Clinical Bottom Line Using a new dentin sensitive toothpaste does effectively reduce tooth sensitivity caused by teeth whitening products compared to regular toothpastes.
Best Evidence  
PubMed ID Author / Year Patient Group Study type
(level of evidence)
11686824Sowinski/2001102 healthy volunteers with at least one sensitive tooth Randomized Controlled Trial
Key resultsAll of the subjects in both clinical trails had at least two sensitive root surfaces at the start of the study. They were all stratified by air blast sensitivity, baseline tactile, and the number of sensitive teeth. The first study compared a new toothpaste, which contained potassium nitrate, stannous fluoride and sodium fluoride to a regular fluoride toothpaste, and the second study compared the new toothpaste to the commercially available tooth sensitivity toothpaste Sensodyne. The subjects in study 1 tolerated greater pressure after 4 and 8 weeks than the group using the regular toothpaste. The subjects also had a lower mean blast score at 4 and 8 weeks. The subjects of the second study showed the same results as the first study. The subjects using the new toothpaste tolerated greater pressure and had lower mean blast scores compared to the subjects using Sensodyne. The findings demonstrated that the new dentifrice is better at reducing dentine hypersensitivity than both the conventional toothpaste containing sodium fluoride and Sensodyne, which contains potassium chloride, triclosan and sodium fluoride.

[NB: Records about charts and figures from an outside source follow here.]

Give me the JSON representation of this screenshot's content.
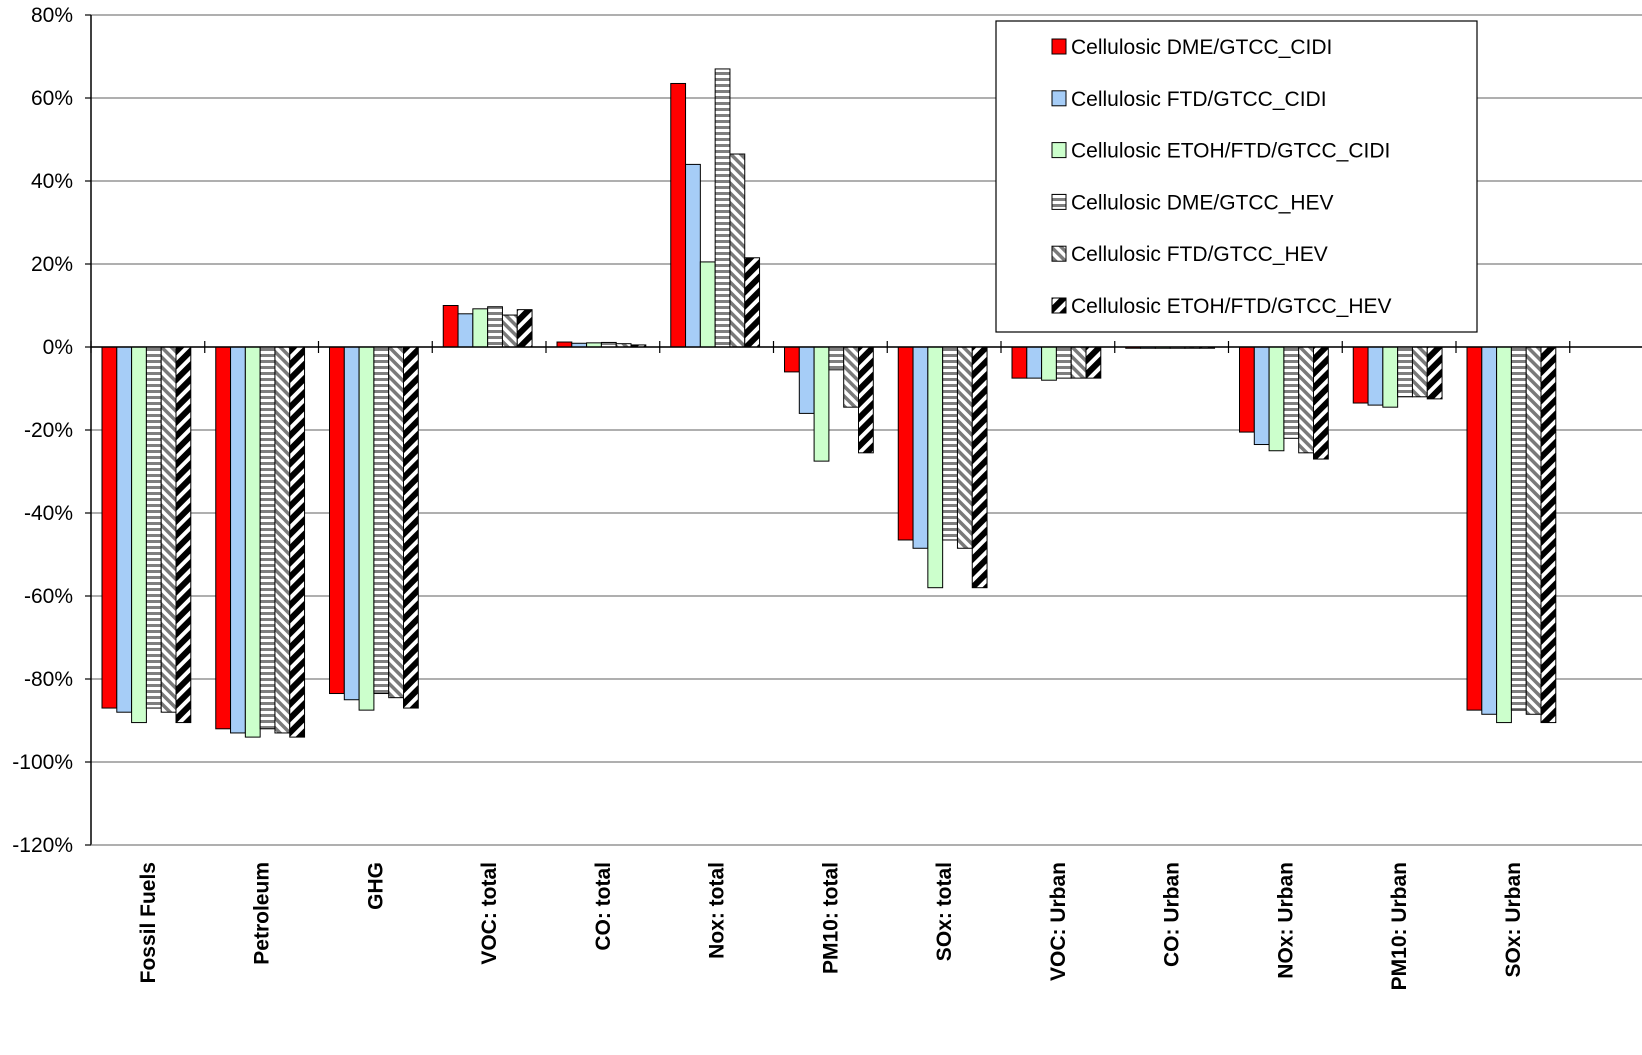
{
  "chart_data": {
    "type": "bar",
    "title": "",
    "xlabel": "",
    "ylabel": "",
    "ylim": [
      -120,
      80
    ],
    "ytick_step": 20,
    "ytick_suffix": "%",
    "grid": true,
    "legend_position": "top-right",
    "categories": [
      "Fossil Fuels",
      "Petroleum",
      "GHG",
      "VOC: total",
      "CO: total",
      "Nox: total",
      "PM10: total",
      "SOx: total",
      "VOC: Urban",
      "CO: Urban",
      "NOx: Urban",
      "PM10: Urban",
      "SOx: Urban"
    ],
    "series": [
      {
        "name": "Cellulosic DME/GTCC_CIDI",
        "color": "#ff0000",
        "pattern": "solid",
        "values": [
          -87,
          -92,
          -83.5,
          10,
          1.2,
          63.5,
          -6,
          -46.5,
          -7.5,
          -0.3,
          -20.5,
          -13.5,
          -87.5
        ]
      },
      {
        "name": "Cellulosic FTD/GTCC_CIDI",
        "color": "#a6cdf7",
        "pattern": "solid",
        "values": [
          -88,
          -93,
          -85,
          8,
          0.9,
          44,
          -16,
          -48.5,
          -7.5,
          -0.3,
          -23.5,
          -14,
          -88.5
        ]
      },
      {
        "name": "Cellulosic ETOH/FTD/GTCC_CIDI",
        "color": "#ccffcc",
        "pattern": "solid",
        "values": [
          -90.5,
          -94,
          -87.5,
          9.2,
          1.0,
          20.5,
          -27.5,
          -58,
          -8,
          -0.3,
          -25,
          -14.5,
          -90.5
        ]
      },
      {
        "name": "Cellulosic DME/GTCC_HEV",
        "color": "#808080",
        "pattern": "horizontal",
        "values": [
          -87,
          -92,
          -83.5,
          9.7,
          1.1,
          67,
          -5.5,
          -46.5,
          -7.5,
          -0.3,
          -22,
          -12,
          -87.5
        ]
      },
      {
        "name": "Cellulosic FTD/GTCC_HEV",
        "color": "#808080",
        "pattern": "diagonal",
        "values": [
          -88,
          -93,
          -84.5,
          7.7,
          0.8,
          46.5,
          -14.5,
          -48.5,
          -7.5,
          -0.3,
          -25.5,
          -12,
          -88.5
        ]
      },
      {
        "name": "Cellulosic ETOH/FTD/GTCC_HEV",
        "color": "#000000",
        "pattern": "diagonal-bold",
        "values": [
          -90.5,
          -94,
          -87,
          9,
          0.5,
          21.5,
          -25.5,
          -58,
          -7.5,
          -0.3,
          -27,
          -12.5,
          -90.5
        ]
      }
    ]
  }
}
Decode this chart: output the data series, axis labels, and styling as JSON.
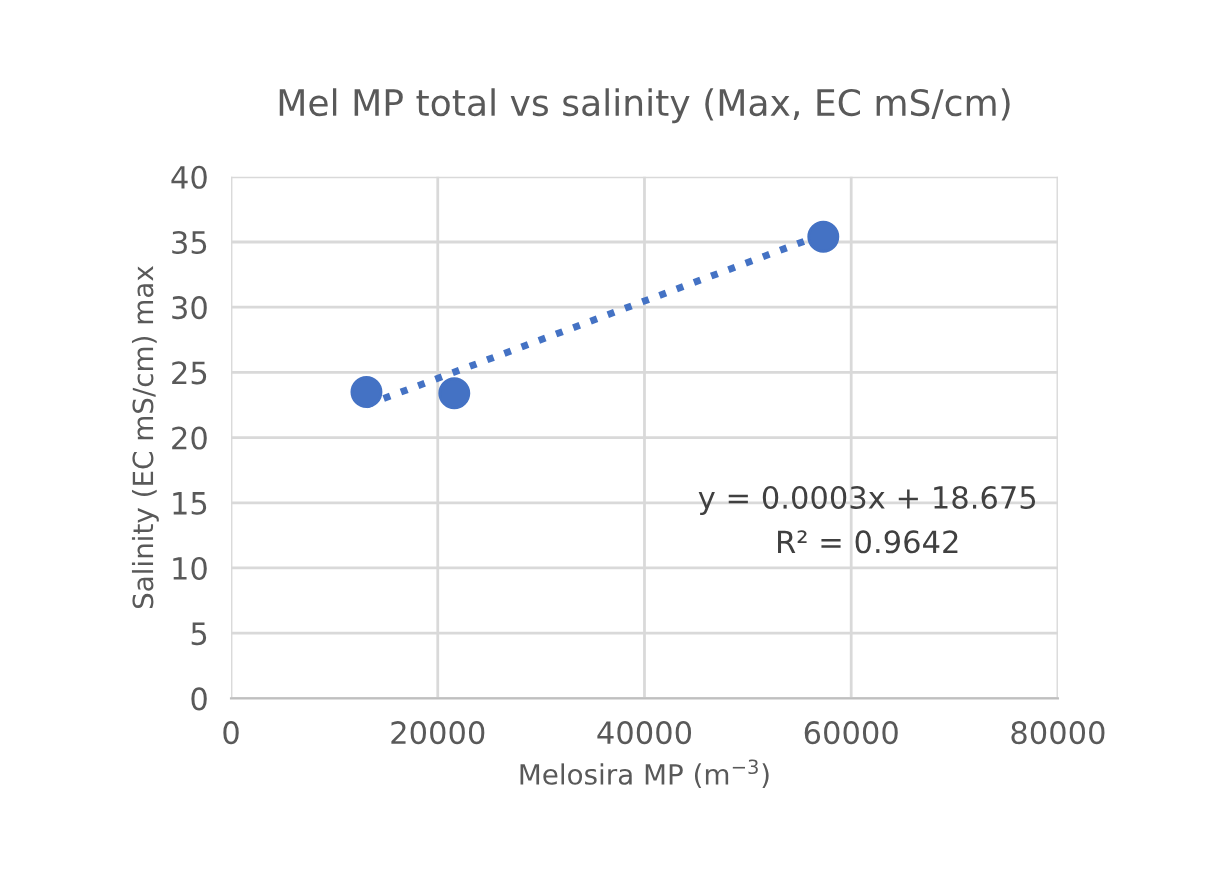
{
  "chart_data": {
    "type": "scatter",
    "title": "Mel MP total vs salinity (Max, EC mS/cm)",
    "xlabel": "Melosira MP (m$^{−3}$)",
    "ylabel": "Salinity (EC mS/cm) max",
    "series": [
      {
        "color": "#4472c4",
        "marker": "circle",
        "x": [
          13100,
          21600,
          57300
        ],
        "values": [
          23.5,
          23.4,
          35.4
        ]
      },
      {
        "type": "line",
        "color": "#4472c4",
        "line_style": "dotted",
        "marker": "none",
        "x": [
          13100,
          57300
        ],
        "values": [
          22.5,
          35.6
        ]
      }
    ],
    "annotations": [
      "y = 0.0003x + 18.675",
      "R² = 0.9642"
    ],
    "xlim": [
      0,
      80000
    ],
    "xticks": [
      0,
      20000,
      40000,
      60000,
      80000
    ],
    "ylim": [
      0,
      40
    ],
    "yticks": [
      0,
      5,
      10,
      15,
      20,
      25,
      30,
      35,
      40
    ],
    "grid": true,
    "legend": false
  }
}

Evidence Search ("potassium nitrate"[Supplementary Concept] AND "Dentin Sensitivity"[Mesh]) AND "Toothpastes"[Mesh]
Comments on
The Evidence
The evidence did not focus exclusively on patients with tooth sensitivity caused by teeth whitening, but more on the overall effectiveness of sensitive toothpaste. It would be more beneficial to find evidence that had subjects who had tooth sensitivity caused directly by teeth whitening products. It also did not focus on whether Sensodyne was more effective at reducing tooth sensitivity compared to regular toothpaste.
Applicability I think this evidence is applicable for patients who are curious to know if it is worth it to spend that extra money on tooth sensitive toothpaste instead of purchasing the regular toothpaste. It is also applicable for patients who have tooth sensitivity from teeth whitening products or other materials that causes tooth sensitivity. This new product is not yet widely available for the general public to purchase.
Specialty (General Dentistry) (Dental Hygiene)
Keywords Dentin Sensitivity, Sensitive Dentifrice
ID# 2418
Date of submission 02/28/2013
E-mail hienphunguyen@gmail.com
Author Hien Nguyen
Co-author(s) e-mail
Faculty mentor Karen Troendle, DDS, MPH
Faculty mentor e-mail troendle@uthscsa.edu
Basic Science Rationale
(Mechanisms that may account for and/or explain the clinical question, i.e. is the answer to the clinical question consistent with basic biological, physical and/or behavioral science principles, laws and research?)
None available
Comments and Evidence-Based Updates on the CAT
by Thais Phillips (San Antonio, Texas) on 09/26/2021
A PubMed search was performed on this topic in September 2021. A more recent publication was found: Meng-Long Hu 2019, PubMed ID 31325467. This meta-analysis compares different desensitizing toothpastes and placebo in terms of their effects on dentine hypersensitivity. This publication further supports the conclusions of this CAT.